Funny you should mention Alkyd. I was about to mention it as a good paint for metal. I know someone who does very nice silkscreens on watch dials using Alkyd.


----------



## McHaggis (Jun 12, 2015)

randallzadar said:


> Here is a Timex that had a completely ruined dial. Decided to do something fun with this one. I get so many comments when wearing this watch.
> 
> View attachment 4413650


how did you get that effect, I haven't seen anything like that before?


----------



## Archer (Apr 23, 2009)

Somewhere else said:


> Painting leaves brush strokes.


Only if you use a brush...


----------



## salayc (Mar 29, 2012)

Somewhere else said:


> No they are not. Painting leaves brush strokes.

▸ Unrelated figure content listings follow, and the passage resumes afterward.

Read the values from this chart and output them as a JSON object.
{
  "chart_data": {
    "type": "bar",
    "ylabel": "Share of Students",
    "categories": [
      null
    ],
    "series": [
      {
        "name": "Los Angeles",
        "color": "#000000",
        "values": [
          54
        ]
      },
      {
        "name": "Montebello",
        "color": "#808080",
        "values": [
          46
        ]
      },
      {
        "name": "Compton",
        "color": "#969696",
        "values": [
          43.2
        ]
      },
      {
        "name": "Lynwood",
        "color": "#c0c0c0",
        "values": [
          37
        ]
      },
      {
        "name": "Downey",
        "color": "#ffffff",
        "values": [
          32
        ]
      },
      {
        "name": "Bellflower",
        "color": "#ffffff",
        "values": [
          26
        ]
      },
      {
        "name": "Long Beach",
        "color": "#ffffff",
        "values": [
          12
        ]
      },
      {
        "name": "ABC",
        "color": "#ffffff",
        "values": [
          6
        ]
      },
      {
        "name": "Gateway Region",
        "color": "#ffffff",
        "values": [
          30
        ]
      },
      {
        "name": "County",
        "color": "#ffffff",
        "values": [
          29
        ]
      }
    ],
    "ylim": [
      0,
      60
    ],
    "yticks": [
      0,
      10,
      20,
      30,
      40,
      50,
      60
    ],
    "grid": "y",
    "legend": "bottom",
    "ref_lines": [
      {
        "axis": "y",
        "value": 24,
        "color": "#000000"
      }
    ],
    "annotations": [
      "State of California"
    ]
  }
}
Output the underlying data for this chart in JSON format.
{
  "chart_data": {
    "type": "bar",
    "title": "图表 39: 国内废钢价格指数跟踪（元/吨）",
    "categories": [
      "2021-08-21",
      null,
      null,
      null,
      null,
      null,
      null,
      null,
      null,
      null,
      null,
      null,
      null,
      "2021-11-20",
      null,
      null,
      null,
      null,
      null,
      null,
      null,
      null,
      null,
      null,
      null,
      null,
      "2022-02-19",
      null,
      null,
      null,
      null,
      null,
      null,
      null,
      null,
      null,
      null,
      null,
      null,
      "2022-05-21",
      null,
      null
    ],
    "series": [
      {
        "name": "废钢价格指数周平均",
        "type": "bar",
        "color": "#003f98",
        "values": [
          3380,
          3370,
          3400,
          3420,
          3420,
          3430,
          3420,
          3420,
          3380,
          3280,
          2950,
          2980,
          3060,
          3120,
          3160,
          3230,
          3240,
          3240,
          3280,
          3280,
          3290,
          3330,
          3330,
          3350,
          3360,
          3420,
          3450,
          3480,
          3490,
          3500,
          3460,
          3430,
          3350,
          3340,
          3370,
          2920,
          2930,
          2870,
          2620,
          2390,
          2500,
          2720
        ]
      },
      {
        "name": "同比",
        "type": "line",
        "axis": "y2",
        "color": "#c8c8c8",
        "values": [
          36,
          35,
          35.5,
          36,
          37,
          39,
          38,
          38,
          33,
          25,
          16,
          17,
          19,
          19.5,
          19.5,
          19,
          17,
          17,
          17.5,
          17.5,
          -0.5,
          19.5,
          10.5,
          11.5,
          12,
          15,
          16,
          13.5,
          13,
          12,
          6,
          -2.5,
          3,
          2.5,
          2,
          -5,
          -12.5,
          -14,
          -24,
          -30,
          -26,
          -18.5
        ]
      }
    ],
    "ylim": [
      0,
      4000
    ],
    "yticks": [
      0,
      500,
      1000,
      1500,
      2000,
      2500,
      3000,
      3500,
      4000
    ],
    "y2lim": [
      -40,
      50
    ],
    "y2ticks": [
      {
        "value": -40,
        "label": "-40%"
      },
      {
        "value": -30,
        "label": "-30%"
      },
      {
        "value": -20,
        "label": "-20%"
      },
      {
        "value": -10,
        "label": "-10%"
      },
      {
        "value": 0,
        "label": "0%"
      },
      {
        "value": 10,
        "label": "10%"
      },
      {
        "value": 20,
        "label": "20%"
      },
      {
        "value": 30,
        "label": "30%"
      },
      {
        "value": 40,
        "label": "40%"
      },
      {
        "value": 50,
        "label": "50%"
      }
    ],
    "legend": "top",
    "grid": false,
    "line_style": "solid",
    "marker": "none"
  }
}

If a watch dial is painted, it is frequently done by spraying although there are some other trade secret ways to paint the dial. Note that many dials are chemically treated brass to get their background color: Rolex, for example.



Somewhere else said:


> The base color of the dial is done by pad printing. Visit a dial printer some time.


I have been to many and I have owned a pad printer and printed my own dials. I have never seen the background pad printed. It would actually pose a problem to pad print a background: how would the dial be held in place and not stick to the pad if the entire surface were to be printed?

You can also view online videos showing the process and the various techniques.

You can see around 3:00 in this video a dial by IWC being pad printed 



 In this case the dial background is already finished. Judging by the look of the dial, it has been chemically treated and then clear coated prior to the pad print, although in the case of many of the flieger watches, IWC paints by spray.

Here's Glashutte: 



 at 1:35 you can see them finishing the background with German Silver.

Here is Quadrance producing for Parmigiani with silver and spray finishing: 




Franck Muller who chemically treat and then clear coat and polish before pad printing and luming with a Zeller Stylograph: 




Might as well throw in a wonderful pad printing example by Hajime Asaoka, as you can see his dials are already finished before printing, and you can also see the physical problem that trying to pad print an entire background would present: 




This is not to say that watches are never or cannot be brush painted. It is done, although rarely, which was my original point. In order to get a professional result, it's advisable to stick with the tried and true techniques.


----------